Yellowstone was something that I couldn't wait to experience before I got there, and when we finally arrived and began hiking through, I couldn't wait to be out, almost. The trail was nice in places, it was scenic, the geysers were screaming at us all day while the smell of sulfur filled the air, and the mud was aplenty. Trudging through miles of mud, fording river crossing after river crossing, and even a natural hot spring made for a less than stellar four days in the park. The hot spring was the only saving grace, really. The Park was not what I expected or wanted, but my first trip to Yellowstone was nothing short of memorable. I imagine I'll be back at some point.
8/23 | 8:28 A.M:
I didn't have much time to write yesterday as we were in Jackson, WY having a grand old time on part one of our day off. We enjoyed great food, good company, and a hell of a lot of a good (shitty) beer at the Bluegrass Bar last night.
At this point, we are out of Yellowstone, and about to enter the Wind River Range, supposedly the most beautiful section of Trail. Northern WY has been gorgeous, but lackluster in the few areas we've hiked through. The days are beginning to get shorter, while our miles needed are staying the same or getting bigger.
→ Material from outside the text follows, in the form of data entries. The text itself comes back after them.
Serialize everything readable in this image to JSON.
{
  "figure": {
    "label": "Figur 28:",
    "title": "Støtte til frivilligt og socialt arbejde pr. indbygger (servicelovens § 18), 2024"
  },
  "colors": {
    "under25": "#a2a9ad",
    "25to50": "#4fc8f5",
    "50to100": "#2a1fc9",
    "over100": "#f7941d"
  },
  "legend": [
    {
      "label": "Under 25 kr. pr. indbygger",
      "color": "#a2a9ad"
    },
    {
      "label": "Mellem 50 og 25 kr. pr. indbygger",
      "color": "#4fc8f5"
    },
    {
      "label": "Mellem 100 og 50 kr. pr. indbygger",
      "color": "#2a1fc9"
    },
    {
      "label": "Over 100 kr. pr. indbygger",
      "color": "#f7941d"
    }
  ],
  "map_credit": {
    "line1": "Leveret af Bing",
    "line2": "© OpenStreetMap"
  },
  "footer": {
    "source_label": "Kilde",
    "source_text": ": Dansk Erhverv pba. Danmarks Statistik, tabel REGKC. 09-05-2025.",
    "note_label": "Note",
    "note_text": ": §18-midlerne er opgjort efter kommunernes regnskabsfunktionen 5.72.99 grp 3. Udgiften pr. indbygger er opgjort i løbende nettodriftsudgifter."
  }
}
As the mornings continue to get colder, the days will as well. Cold out here on the CDT presents another challenge to deal with that we haven't had yet. We've had rain, hail, sleet, and absolute awful weather, but we haven't truly had the cold yet. Not just any cold though, the bone ticking, deep sinking cold that you can't shake. The cold where it's in your core for hours, begging to be touched by anything that breathes and radiated heat. The cold that actually makes you question everything you're doing while simultaneously making you only do one thing, and thats shiver.
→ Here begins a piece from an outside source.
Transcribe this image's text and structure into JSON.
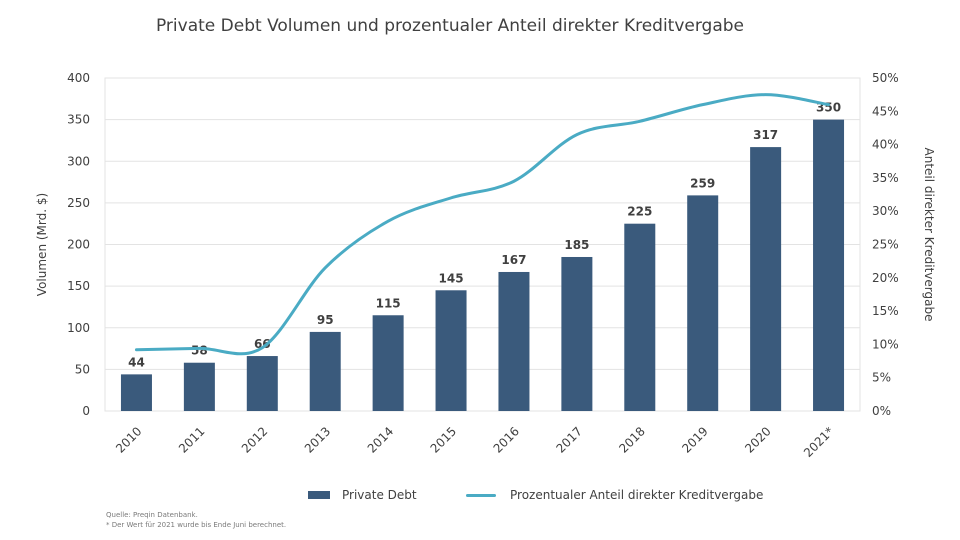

We haven't had that yet, and I'm hoping when we get it, I'm prepared for it. Actually, I will be prepared for it. That's really one of the most amazing things about the human mind and body. Our ability to adapt. Our ability to look at the mistakes we've made and to learn from them. Our willingness to make changes in light of new information.
Well, my ability to make all of those things happen at least, because as we know, a lot of people don't make changes or feel the need to.
A lot of the time on the CDT is spent adapting and changing plans, as is life. Sometimes the trail disappears up a 1,300ft, 4 mile vertical bushwhack. Sometimes the mud that I mentioned swallows the trail and you find yourself in a waist deep sinkhole. (That was me). Sometimes you have to night hike to make the mileage you wanted by morning. Sometimes things just don't go as planned, and that's okay.
Everyday out here presents new and unprecedented challenges and if you fail to adapt and mold to the situation, you'll be left behind to be consumed by the winter snow.
Everyday in general, regardless if you're on a long distance hike, stuck at your office job, or not even sure what the hell youre doing ,is going to present obstacles that need to be taken head on. Learn to learn from your past and continue to push forward and grow. We are only a fraction of the people we are capable of being.
Take a step in the direction you want to head and keep that at the front of your motivation. Find ways to improve each day. Find ways to be more in tune with yourself than you were. After all, we can always be better, right?